The scene is a classic illustration of the disconnect between education and intelligence.  The entire movie pivots around questions of what it means to know anything.  In the apples scene, Will comes out on top.  He has exposed himself to great works of art, and he has a photographic memory that allows him to regurgitate on cue lengthy analyses of everything from sculpture to political theory.  What’s brewing underneath his cocky persona, however, is anything but educated.  We find out later in the story that he has, for good reasons, completely isolated himself from real life experience.  He lives in his head with the thoughts and lives of others running roughshod over his courage to engage life on his own terms, and to have a true education.

Sean (Robin Williams) nails him on it with this memorable monologue:

So if I asked you about art, you’d probably give me the skinny… on every art book ever written. Michelangelo? You know a lot about him. Life’s work, political aspirations. Him and the pope. Sexual orientation. The whole works, right? I bet you can’t tell me what it smells like in the Sistine Chapel. You never actually stood there and looked up at that beautiful ceiling. Seeing that. If I ask you about women, you’ll probably give me a syllabus of your personal favorites…… But you can’t tell me what it feels like to wake up next to a woman… and feel truly happy. You’re a tough kid. I ask you about war, you’d probably throw Shakespeare at me, right? “Once more into the breach, dear friends.” But you’ve never been near one. You’ve never held your best friend’s head in your lap… and watched him gasp his last breath lookin’ to you for help. You don’t know about real loss, ’cause that only occurs when you love something more than you love yourself. I doubt you’ve ever dared to love anybody that much. I look at you. I don’t see an intelligent, confident man. I see a cocky, scared sh*tless kid. But you’re a genius, Will. No one denies that.
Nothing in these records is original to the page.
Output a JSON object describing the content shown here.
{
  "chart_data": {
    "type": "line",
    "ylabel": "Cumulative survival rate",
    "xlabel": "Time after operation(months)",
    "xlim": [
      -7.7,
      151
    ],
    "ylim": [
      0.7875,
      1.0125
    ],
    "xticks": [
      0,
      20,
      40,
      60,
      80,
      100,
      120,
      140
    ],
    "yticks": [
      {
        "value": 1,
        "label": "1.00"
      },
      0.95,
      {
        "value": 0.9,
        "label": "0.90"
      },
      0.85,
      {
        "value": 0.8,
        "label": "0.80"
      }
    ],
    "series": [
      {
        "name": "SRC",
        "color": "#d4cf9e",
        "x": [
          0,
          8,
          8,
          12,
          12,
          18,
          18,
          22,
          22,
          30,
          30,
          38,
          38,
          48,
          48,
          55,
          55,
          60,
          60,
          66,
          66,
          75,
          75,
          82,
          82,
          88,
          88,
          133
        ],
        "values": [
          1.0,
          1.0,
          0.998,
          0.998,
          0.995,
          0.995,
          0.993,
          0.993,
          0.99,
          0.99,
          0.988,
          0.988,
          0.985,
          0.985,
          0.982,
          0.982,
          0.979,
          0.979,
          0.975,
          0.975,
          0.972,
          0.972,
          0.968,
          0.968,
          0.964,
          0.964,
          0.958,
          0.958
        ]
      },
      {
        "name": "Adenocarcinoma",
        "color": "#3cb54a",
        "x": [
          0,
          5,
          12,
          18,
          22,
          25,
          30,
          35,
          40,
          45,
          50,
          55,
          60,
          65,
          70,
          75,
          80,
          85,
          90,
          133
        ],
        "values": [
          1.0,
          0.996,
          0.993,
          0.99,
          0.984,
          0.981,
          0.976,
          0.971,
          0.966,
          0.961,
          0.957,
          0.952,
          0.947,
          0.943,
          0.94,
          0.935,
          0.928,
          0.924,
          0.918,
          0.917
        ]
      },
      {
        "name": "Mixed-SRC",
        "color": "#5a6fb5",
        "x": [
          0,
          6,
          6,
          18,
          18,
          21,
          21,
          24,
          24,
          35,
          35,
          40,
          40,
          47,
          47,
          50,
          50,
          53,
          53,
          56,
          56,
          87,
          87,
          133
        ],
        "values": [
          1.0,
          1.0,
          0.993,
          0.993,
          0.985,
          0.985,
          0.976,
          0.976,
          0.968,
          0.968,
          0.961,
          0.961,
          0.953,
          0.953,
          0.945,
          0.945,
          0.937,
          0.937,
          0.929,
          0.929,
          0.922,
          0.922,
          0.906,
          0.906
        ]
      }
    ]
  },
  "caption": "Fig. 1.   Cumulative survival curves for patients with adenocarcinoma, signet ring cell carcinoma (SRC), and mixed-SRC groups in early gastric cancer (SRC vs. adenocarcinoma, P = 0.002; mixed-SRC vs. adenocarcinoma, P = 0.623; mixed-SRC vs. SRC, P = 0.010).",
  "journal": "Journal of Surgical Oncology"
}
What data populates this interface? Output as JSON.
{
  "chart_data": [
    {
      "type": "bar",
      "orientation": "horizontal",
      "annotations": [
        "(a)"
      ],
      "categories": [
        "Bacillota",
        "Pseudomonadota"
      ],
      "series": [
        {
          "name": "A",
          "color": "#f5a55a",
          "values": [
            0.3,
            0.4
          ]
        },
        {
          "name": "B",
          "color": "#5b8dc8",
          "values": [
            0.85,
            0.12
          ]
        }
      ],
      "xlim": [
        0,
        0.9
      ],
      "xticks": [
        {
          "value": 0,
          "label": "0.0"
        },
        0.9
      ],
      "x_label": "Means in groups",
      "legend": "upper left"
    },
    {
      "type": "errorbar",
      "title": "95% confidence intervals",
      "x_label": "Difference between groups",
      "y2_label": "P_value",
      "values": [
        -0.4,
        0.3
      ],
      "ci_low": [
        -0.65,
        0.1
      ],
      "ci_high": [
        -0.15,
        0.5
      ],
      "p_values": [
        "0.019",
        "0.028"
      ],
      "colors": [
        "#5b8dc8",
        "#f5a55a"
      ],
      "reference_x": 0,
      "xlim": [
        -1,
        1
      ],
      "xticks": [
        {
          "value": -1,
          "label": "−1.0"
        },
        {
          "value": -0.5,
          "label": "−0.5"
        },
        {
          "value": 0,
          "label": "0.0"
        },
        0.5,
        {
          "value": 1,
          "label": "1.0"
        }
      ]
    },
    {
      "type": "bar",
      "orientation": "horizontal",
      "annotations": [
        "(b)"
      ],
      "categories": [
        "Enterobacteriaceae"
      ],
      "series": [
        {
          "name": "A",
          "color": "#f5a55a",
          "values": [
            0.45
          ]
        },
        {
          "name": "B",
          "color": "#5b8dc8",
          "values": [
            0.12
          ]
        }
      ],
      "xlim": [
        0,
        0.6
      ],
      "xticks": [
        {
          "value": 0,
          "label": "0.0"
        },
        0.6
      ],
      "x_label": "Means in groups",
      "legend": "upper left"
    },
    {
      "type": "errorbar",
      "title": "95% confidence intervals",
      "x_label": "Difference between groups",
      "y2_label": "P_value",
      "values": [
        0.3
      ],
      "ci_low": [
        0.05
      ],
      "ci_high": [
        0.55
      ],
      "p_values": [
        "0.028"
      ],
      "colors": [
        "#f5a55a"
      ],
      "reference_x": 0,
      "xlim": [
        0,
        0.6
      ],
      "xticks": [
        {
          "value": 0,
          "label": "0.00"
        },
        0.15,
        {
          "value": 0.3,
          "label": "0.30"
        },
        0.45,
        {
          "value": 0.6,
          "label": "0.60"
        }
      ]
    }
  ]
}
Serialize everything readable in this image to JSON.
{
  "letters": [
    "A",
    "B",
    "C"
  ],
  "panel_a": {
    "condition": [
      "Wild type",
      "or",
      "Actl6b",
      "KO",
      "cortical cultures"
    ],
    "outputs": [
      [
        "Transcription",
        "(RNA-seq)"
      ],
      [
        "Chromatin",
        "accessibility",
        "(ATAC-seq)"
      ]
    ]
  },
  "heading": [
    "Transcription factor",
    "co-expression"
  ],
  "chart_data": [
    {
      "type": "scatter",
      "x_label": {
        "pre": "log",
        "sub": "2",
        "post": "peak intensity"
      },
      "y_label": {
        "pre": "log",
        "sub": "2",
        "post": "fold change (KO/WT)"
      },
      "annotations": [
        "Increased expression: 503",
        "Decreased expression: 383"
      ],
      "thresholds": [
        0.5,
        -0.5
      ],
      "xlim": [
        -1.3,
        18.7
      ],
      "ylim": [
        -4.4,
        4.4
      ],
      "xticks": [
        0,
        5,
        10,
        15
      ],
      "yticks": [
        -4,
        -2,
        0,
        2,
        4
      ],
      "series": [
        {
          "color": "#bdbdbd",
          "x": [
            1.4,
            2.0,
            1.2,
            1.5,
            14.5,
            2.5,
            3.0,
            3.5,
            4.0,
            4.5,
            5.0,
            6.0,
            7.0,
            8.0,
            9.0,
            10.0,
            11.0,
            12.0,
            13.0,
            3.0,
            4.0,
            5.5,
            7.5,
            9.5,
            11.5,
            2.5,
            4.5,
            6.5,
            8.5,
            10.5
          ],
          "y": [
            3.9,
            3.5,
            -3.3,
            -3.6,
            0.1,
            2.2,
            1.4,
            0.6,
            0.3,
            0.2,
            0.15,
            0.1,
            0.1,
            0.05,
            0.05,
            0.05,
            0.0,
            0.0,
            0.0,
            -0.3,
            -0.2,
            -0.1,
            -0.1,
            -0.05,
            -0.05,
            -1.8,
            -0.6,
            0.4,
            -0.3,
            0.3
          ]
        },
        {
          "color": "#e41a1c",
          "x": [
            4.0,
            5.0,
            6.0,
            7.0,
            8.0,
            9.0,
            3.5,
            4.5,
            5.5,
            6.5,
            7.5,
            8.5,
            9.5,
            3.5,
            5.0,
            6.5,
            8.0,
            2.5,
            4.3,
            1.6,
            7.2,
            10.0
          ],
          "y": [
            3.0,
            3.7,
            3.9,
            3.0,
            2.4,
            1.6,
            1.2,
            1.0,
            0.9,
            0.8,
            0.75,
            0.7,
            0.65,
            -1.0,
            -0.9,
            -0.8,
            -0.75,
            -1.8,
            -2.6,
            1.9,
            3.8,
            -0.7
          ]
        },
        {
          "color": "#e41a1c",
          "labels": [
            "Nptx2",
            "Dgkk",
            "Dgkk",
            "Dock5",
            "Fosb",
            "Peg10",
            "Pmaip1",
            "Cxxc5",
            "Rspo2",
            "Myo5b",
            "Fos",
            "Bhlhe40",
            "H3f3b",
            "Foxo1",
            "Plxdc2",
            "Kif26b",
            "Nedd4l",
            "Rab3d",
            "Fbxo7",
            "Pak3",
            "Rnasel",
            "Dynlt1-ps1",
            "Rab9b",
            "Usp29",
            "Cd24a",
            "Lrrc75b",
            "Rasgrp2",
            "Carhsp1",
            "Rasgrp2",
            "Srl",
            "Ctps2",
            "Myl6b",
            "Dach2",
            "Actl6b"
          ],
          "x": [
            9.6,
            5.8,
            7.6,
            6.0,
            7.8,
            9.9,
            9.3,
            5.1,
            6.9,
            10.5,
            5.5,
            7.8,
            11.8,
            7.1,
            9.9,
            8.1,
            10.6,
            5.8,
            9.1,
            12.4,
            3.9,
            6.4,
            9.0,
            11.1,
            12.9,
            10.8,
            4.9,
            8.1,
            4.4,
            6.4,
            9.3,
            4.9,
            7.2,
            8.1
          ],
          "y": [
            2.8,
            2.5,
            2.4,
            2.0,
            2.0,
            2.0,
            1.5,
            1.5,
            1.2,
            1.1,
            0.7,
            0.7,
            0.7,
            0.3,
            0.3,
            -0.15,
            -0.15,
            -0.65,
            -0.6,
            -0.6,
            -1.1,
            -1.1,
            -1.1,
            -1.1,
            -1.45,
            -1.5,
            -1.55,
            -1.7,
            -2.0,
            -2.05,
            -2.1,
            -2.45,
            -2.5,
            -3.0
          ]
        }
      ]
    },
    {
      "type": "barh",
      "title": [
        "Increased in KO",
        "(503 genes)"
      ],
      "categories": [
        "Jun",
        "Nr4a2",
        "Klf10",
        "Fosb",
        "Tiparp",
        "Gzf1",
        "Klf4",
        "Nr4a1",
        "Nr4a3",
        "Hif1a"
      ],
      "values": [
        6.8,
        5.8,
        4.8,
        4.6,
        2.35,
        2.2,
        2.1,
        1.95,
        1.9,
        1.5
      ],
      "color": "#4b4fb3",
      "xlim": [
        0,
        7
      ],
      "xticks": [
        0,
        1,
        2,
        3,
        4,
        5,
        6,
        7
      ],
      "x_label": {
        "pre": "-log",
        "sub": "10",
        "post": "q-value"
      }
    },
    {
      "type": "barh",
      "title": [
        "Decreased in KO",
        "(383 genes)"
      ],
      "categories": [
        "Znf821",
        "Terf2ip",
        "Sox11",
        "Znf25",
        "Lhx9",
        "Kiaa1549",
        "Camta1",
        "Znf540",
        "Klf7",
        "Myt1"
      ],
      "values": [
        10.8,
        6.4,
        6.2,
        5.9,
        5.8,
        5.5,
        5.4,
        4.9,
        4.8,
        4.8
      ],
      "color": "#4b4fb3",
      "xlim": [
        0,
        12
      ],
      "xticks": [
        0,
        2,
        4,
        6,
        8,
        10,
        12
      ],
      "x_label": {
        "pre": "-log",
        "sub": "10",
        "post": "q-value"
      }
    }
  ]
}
Will is a smart kid.  Smarter than smart.  But he is lashing out with information as a weapon rather than being willing to let other people teach him anything, and rather than allowing himself to be vulnerable to the many possibilities that he doesn’t know nearly as much as he thinks he does about what life is really about.

Intelligence can be a wonderful thing, and fortunately we know now that there is more than one way to measure it.  Intelligence of any kind, however, requires the humility and depth that only participating in a shared environment of respect for real learning can deliver.  It starts in school, but it hardly ends there.

Actually, if you do it right, it never ends. And that mindset is the one that has the unique power to moderate the sound and fury of today’s political climate, regardless of what else a person believes.